The results are somewhat interesting for 2014 because while the scores did increase over last season, just as anyone who watched this year would have guessed, the overall increase is not particularly large. Now, those of us who have been following the scores closely would certainly argue that the mega-scoring we saw this season is only part of a trend that began in earnest last season, which is reinforced by the numbers, with 2014 seeing another jump over 2013 and coming in as the second-highest scoring season in NCAA history behind 2004.
But, the increase is perhaps surprising in its smallness. In fact, the increase from 195.802 in 2013 to 195.861 in 2014 comes out to only .059, or just a little bit more than one step per meet per team, which is notable but not exceptionally significant in the grand scheme of meet scoring. It’s certainly not the full four tenths leap we saw the previous year. So, why is that? We saw more 198s in 2014 than in 2013, and way more 197s, and the general perception is that scores skyrocketed this season and showed a clear departure even over the high scores of the previous season. What’s the deal? Well, the deal becomes somewhat more clear if we break down the top 36 into manageable chunks. Here are the average scores for only the top 12 teams from 1999-2014:
Compare this to the average scores for the teams ranked 13-36 over the same years.
We all know that the Parity Parrots like to pat themselves on the back for their work to increase parity in NCAA, but there are different types of parity. This year, we certainly saw evidence of parity at the very top of the sport manifested in our most competitive Super Six, but beyond that, the gap between the very best teams and everyone else actually increased in 2014 rather than decreased. The “others” were farther away from being able to challenge the best teams this season than in 2013.

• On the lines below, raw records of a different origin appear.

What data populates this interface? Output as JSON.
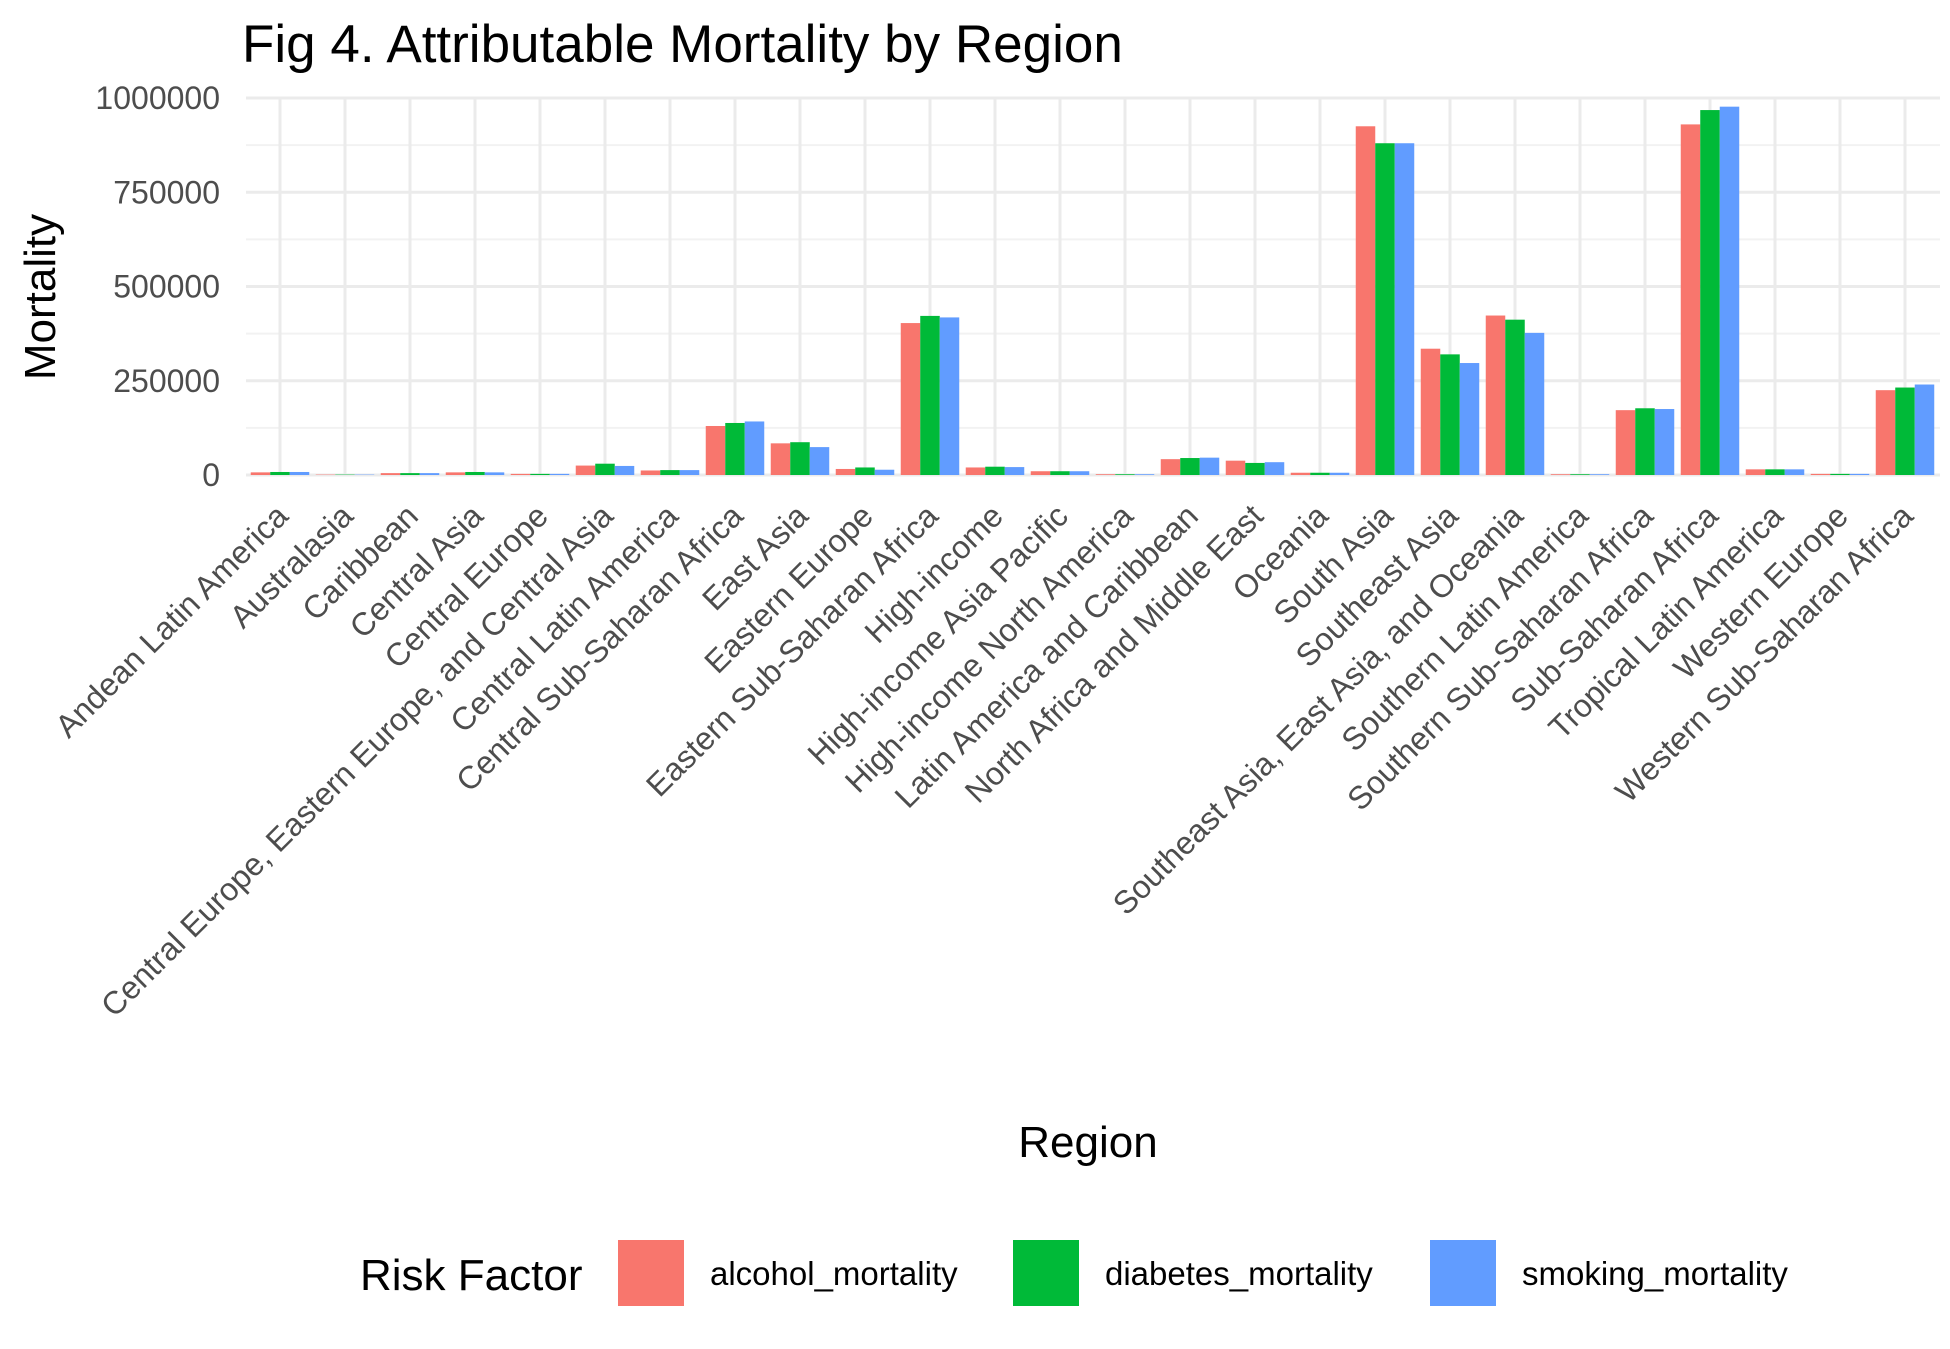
{
  "chart_data": {
    "type": "bar",
    "title": "Fig 4. Attributable Mortality by Region",
    "xlabel": "Region",
    "ylabel": "Mortality",
    "ylim": [
      0,
      1000000
    ],
    "yticks": [
      0,
      250000,
      500000,
      750000,
      1000000
    ],
    "ytick_labels": [
      "0",
      "250000",
      "500000",
      "750000",
      "1000000"
    ],
    "grid": true,
    "legend": {
      "title": "Risk Factor",
      "position": "bottom"
    },
    "categories": [
      "Andean Latin America",
      "Australasia",
      "Caribbean",
      "Central Asia",
      "Central Europe",
      "Central Europe, Eastern Europe, and Central Asia",
      "Central Latin America",
      "Central Sub-Saharan Africa",
      "East Asia",
      "Eastern Europe",
      "Eastern Sub-Saharan Africa",
      "High-income",
      "High-income Asia Pacific",
      "High-income North America",
      "Latin America and Caribbean",
      "North Africa and Middle East",
      "Oceania",
      "South Asia",
      "Southeast Asia",
      "Southeast Asia, East Asia, and Oceania",
      "Southern Latin America",
      "Southern Sub-Saharan Africa",
      "Sub-Saharan Africa",
      "Tropical Latin America",
      "Western Europe",
      "Western Sub-Saharan Africa"
    ],
    "series": [
      {
        "name": "alcohol_mortality",
        "color": "#F8766D",
        "values": [
          7000,
          1000,
          5000,
          7000,
          3000,
          25000,
          12000,
          130000,
          84000,
          16000,
          403000,
          20000,
          10000,
          2000,
          42000,
          38000,
          6000,
          925000,
          335000,
          423000,
          2000,
          172000,
          930000,
          15000,
          3000,
          225000
        ]
      },
      {
        "name": "diabetes_mortality",
        "color": "#00BA38",
        "values": [
          8000,
          1000,
          5000,
          8000,
          3000,
          30000,
          13000,
          138000,
          87000,
          20000,
          422000,
          22000,
          10000,
          2000,
          45000,
          32000,
          6000,
          880000,
          320000,
          412000,
          2000,
          177000,
          968000,
          15000,
          3000,
          232000
        ]
      },
      {
        "name": "smoking_mortality",
        "color": "#619CFF",
        "values": [
          8000,
          1000,
          5000,
          7000,
          3000,
          24000,
          13000,
          142000,
          74000,
          14000,
          418000,
          21000,
          10000,
          2000,
          46000,
          34000,
          6000,
          880000,
          297000,
          377000,
          2000,
          175000,
          977000,
          15000,
          3000,
          240000
        ]
      }
    ]
  }
}
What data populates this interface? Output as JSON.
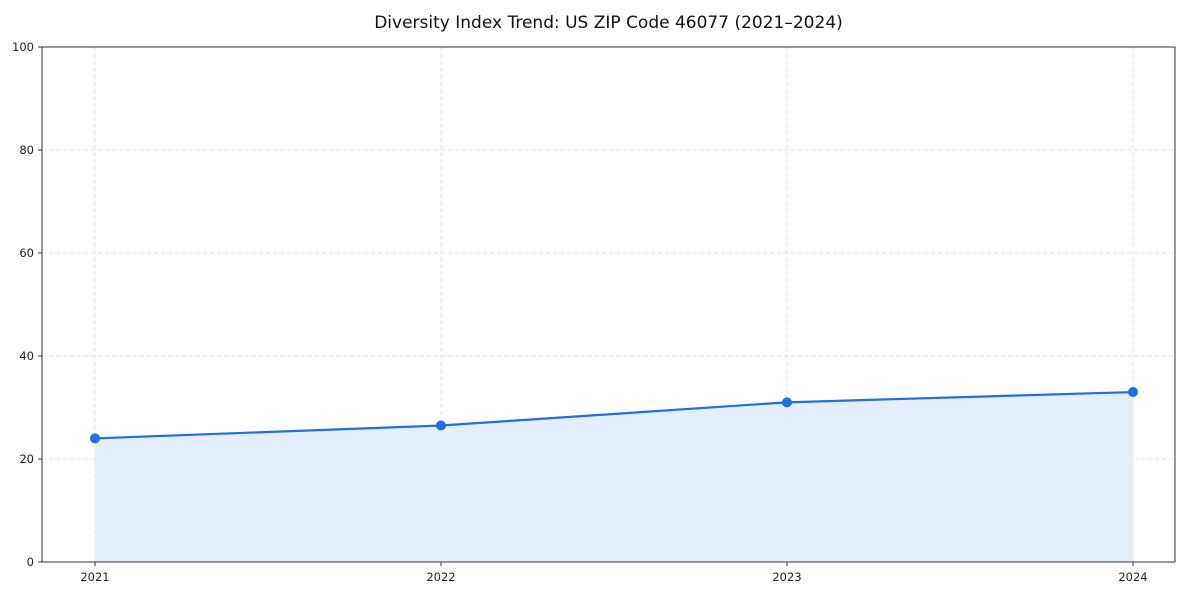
{
  "figure": {
    "title": "Diversity Index Trend: US ZIP Code 46077 (2021–2024)"
  },
  "chart_data": {
    "type": "line",
    "title": "Diversity Index Trend: US ZIP Code 46077 (2021–2024)",
    "x": [
      2021,
      2022,
      2023,
      2024
    ],
    "series": [
      {
        "name": "Diversity Index",
        "values": [
          24,
          26.5,
          31,
          33
        ]
      }
    ],
    "xlabel": "",
    "ylabel": "",
    "ylim": [
      0,
      100
    ],
    "yticks": [
      0,
      20,
      40,
      60,
      80,
      100
    ],
    "xticks": [
      2021,
      2022,
      2023,
      2024
    ],
    "grid": "dashed both axes",
    "legend": "none",
    "area_fill": true,
    "markers": "filled circles",
    "colors": {
      "line": "#1f6fe0",
      "marker": "#1f6fe0",
      "fill": "#e4eefc",
      "grid": "#e3e3e3",
      "spine": "#333333",
      "text": "#111111"
    }
  }
}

- Also, in non-numerical news, Silvia Colussi-Pelaez is transferring from Florida to Oregon State for the upcoming season, which is exciting news for the Beavs. They’ve had a rough couple years, and she could contribute on as many as four events for them with some 9.8s. Conversely, she wasn’t making any lineups at Florida, and given the quality of the incoming classes, didn’t look to be making many lineups in the future. Also, as it has been discussed that Alex McMurtry is planning to come early, something was going to have to give in the scholarship-count department. Silvia’s sister, Mariana, will also be joining Oregon State the following season. Now Tanya, put that transverse aerial back in her beam routine. You know you want to.